Thanks for the reply, don't worry about merging threads, I was not sure if this would or should be as a standalone but figured I'd post and let modmins determine how it should go.
 
My bad days are better than my good days even a year ago.

But I still hate my bad days.

I've had a few the last little while. Today especially. Before my bad days I don't sleep well (well, I never sleep well but I sleep much worse). Last night I got a grand total of 4 hours. And of course today I have a lot of anxiety with no specific trigger I'm aware of.

I'm not sure if not sleeping is causing the anxiety or if I'm not sleeping because the anxiety is already starting and I'm just not fully conscious of it yet. I wish I could tell, then I could act appropriately to try and limit effects.
 
Right after I returned from my Alaska cruise last week, I tested positive for Covid. :( I started to have cold symptoms while I was still on board (sore throat, runny nose, dry cough), so I didn't think much of it, thinking they were allergy or cold symptoms.
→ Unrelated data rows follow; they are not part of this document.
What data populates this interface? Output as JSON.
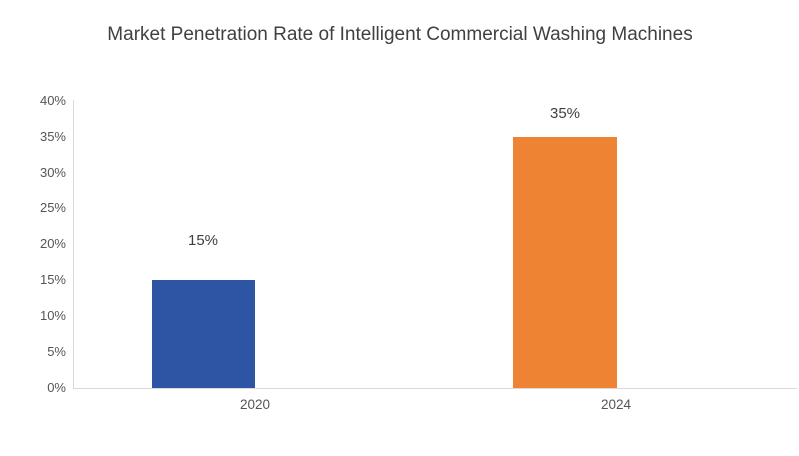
{
  "chart_data": {
    "type": "bar",
    "title": "Market Penetration Rate of Intelligent Commercial Washing Machines",
    "categories": [
      "2020",
      "2024"
    ],
    "values": [
      15,
      35
    ],
    "series": [
      {
        "name": "Market Penetration Rate",
        "values": [
          15,
          35
        ]
      }
    ],
    "data_labels": [
      "15%",
      "35%"
    ],
    "yticks": [
      0,
      5,
      10,
      15,
      20,
      25,
      30,
      35,
      40
    ],
    "ytick_labels": [
      "0%",
      "5%",
      "10%",
      "15%",
      "20%",
      "25%",
      "30%",
      "35%",
      "40%"
    ],
    "ylim": [
      0,
      40
    ],
    "xlabel": "",
    "ylabel": "",
    "grid": false,
    "legend_position": "none",
    "bar_colors": [
      "#2e55a3",
      "#ed8333"
    ],
    "title_color": "#404040",
    "axis_label_color": "#555555",
    "axis_line_color": "#d9d9d9",
    "background_color": "#ffffff"
  }
}
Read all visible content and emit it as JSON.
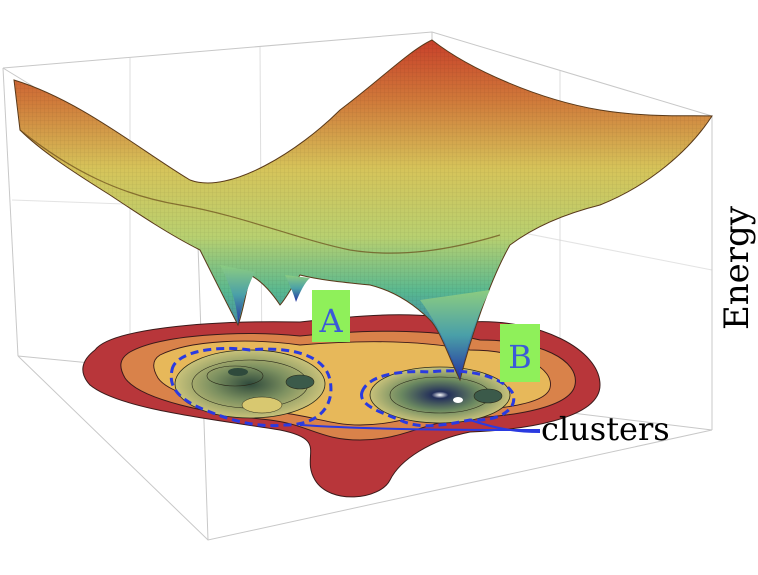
{
  "figure": {
    "axis_label": "Energy",
    "cluster_labels": [
      {
        "id": "A",
        "text": "A"
      },
      {
        "id": "B",
        "text": "B"
      }
    ],
    "annotation": "clusters"
  },
  "colors": {
    "box_lines": "#c8c8c8",
    "label_badge": "#8ff05a",
    "label_text": "#3a5ad8",
    "cluster_outline": "#2a3ae0",
    "annotation_line": "#2a3ae0",
    "contour_outer": "#b8363a",
    "contour_mid": "#d9824a",
    "contour_inner": "#e7b85a",
    "contour_core": "#c9c97a",
    "basin_dark": "#3b5a4a",
    "surface_top": "#c83a2a",
    "surface_mid": "#d8cf5a",
    "surface_low": "#5ab890",
    "surface_well": "#2a3aa0"
  }
}
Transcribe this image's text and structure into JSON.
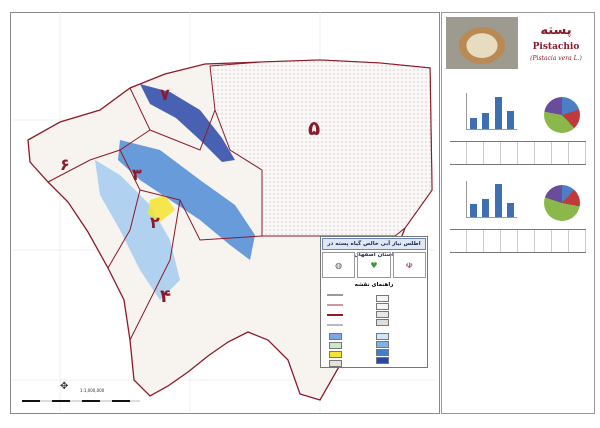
{
  "atlas_title": "اطلس نیاز آبی خالص گیاه پسته در استان اصفهان",
  "legend_heading": "راهنمای نقشه",
  "crop": {
    "name_fa": "پسته",
    "name_en": "Pistachio",
    "scientific": "(Pistacia vera L.)"
  },
  "zones": [
    "۵",
    "۷",
    "۶",
    "۳",
    "۲",
    "۴"
  ],
  "scale": "1:1,000,000",
  "colors": {
    "zone_boundary": "#8b1a2a",
    "water_need_dark": "#1a2f8f",
    "water_need_mid": "#3f7fd0",
    "water_need_light": "#a9cdef",
    "pistachio_area": "#f3e43a"
  },
  "icons": [
    "north-arrow-icon",
    "emblem-icon",
    "leaf-logo-icon",
    "globe-logo-icon"
  ]
}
The good thing is, I'm slowly getting better, but I haven't been cleared to return to work yet. Been feeling anxious about work piling up, but at least I've been able to catch up on my work email remotely. There's only so much I can do with only email access.
 
I'm not sure if not sleeping is causing the anxiety or if I'm not sleeping because the anxiety is already starting and I'm just not fully conscious of it yet. I wish I could tell, then I could act appropriately to try and limit effects.
That tends to be a damn chicken & egg issue. Try working one end of the problem and see if it helps. **hugs**

Right after I returned from my Alaska cruise last week, I tested positive for Covid. :( I started to have cold symptoms while I was still on board (sore throat, runny nose, dry cough), so I didn't think much of it, thinking they were allergy or cold symptoms.

The good thing is, I'm slowly getting better, but I haven't been cleared to return to work yet. Been feeling anxious about work piling up, but at least I've been able to catch up on my work email remotely. There's only so much I can do with only email access.